Figure 9— The Lycurgus Cup demonstrates the dramatic optical effects of metallic nanoparticles. When viewed in reflected light (left), the cup appears green, while in transmitted light (right), it glows ruby red due to the surface plasmon resonance of embedded gold and silver nanoparticles.

Modern applications of plasmonics have expanded far beyond decorative uses. Surface plasmon resonance sensors enable highly sensitive biochemical detection by monitoring changes in the local refractive index near metal surfaces. Plasmonic waveguides can guide light in dimensions far below the diffraction limit, promising applications in next-generation optical computing and telecommunications.

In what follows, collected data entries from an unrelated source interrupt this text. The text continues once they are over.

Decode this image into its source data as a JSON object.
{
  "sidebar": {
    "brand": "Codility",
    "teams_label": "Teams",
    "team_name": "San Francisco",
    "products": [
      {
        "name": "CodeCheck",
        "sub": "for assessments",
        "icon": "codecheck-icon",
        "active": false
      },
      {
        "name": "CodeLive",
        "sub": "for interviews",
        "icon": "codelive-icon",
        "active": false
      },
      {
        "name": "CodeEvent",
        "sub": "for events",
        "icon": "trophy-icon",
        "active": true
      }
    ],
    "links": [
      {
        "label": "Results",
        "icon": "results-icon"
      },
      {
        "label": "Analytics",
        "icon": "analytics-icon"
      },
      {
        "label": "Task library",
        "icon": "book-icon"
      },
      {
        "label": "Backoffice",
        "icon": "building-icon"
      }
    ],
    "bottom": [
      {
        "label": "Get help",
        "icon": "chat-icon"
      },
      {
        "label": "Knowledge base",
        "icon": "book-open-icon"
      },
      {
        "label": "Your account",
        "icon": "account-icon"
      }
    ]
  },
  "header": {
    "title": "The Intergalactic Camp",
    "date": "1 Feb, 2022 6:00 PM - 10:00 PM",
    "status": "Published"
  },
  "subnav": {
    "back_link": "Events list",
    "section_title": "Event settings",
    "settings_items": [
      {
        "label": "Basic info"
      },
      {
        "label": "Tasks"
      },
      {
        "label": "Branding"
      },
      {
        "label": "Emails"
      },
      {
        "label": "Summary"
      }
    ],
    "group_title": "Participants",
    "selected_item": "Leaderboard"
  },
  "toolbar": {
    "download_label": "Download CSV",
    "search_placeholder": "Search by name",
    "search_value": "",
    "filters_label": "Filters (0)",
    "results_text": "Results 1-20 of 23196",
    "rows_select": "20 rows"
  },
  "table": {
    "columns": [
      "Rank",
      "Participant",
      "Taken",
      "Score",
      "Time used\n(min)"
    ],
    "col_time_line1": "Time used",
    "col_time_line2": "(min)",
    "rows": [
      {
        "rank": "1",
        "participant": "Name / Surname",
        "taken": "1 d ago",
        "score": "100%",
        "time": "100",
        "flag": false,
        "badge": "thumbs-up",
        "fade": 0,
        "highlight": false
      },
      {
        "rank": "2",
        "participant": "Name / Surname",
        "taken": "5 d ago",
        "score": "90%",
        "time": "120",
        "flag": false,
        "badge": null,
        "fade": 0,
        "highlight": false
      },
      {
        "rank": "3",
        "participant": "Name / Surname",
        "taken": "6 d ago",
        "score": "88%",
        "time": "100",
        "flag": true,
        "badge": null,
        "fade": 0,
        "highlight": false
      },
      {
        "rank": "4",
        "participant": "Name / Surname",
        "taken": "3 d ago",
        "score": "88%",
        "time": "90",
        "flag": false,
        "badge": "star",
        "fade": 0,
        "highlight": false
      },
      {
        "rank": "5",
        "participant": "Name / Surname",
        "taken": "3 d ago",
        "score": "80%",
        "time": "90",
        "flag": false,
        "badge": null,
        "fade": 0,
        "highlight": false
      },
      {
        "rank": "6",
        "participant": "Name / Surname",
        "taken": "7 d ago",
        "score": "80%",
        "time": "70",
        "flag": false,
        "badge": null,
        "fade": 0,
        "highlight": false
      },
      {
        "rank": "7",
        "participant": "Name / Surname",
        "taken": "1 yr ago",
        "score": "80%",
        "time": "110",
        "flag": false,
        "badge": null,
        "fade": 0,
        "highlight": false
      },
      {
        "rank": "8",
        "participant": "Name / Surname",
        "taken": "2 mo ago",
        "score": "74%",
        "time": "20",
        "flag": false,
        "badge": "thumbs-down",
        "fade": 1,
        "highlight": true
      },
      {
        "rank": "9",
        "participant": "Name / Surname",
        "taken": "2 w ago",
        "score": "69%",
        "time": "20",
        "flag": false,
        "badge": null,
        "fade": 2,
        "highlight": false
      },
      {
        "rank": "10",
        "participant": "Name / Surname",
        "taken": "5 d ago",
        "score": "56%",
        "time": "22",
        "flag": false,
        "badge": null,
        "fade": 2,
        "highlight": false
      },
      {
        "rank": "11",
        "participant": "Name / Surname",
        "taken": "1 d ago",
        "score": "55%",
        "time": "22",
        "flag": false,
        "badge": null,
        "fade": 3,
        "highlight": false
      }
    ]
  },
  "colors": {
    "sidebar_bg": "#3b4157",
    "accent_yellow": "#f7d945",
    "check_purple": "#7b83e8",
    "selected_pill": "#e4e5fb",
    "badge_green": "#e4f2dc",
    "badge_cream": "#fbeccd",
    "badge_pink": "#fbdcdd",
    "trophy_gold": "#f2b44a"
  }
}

In medicine, plasmonic nanoparticles are being developed for targeted therapy and diagnostic imaging.

The field of metamaterials leverages plasmonic effects to create artificial materials with properties not found in nature, such as negative refractive indices and perfect lensing. These developments continue to push the boundaries of what’s possible in optics and photonics, leading to innovations in solar energy harvesting, quantum information processing, and ultrasensitive chemical detection.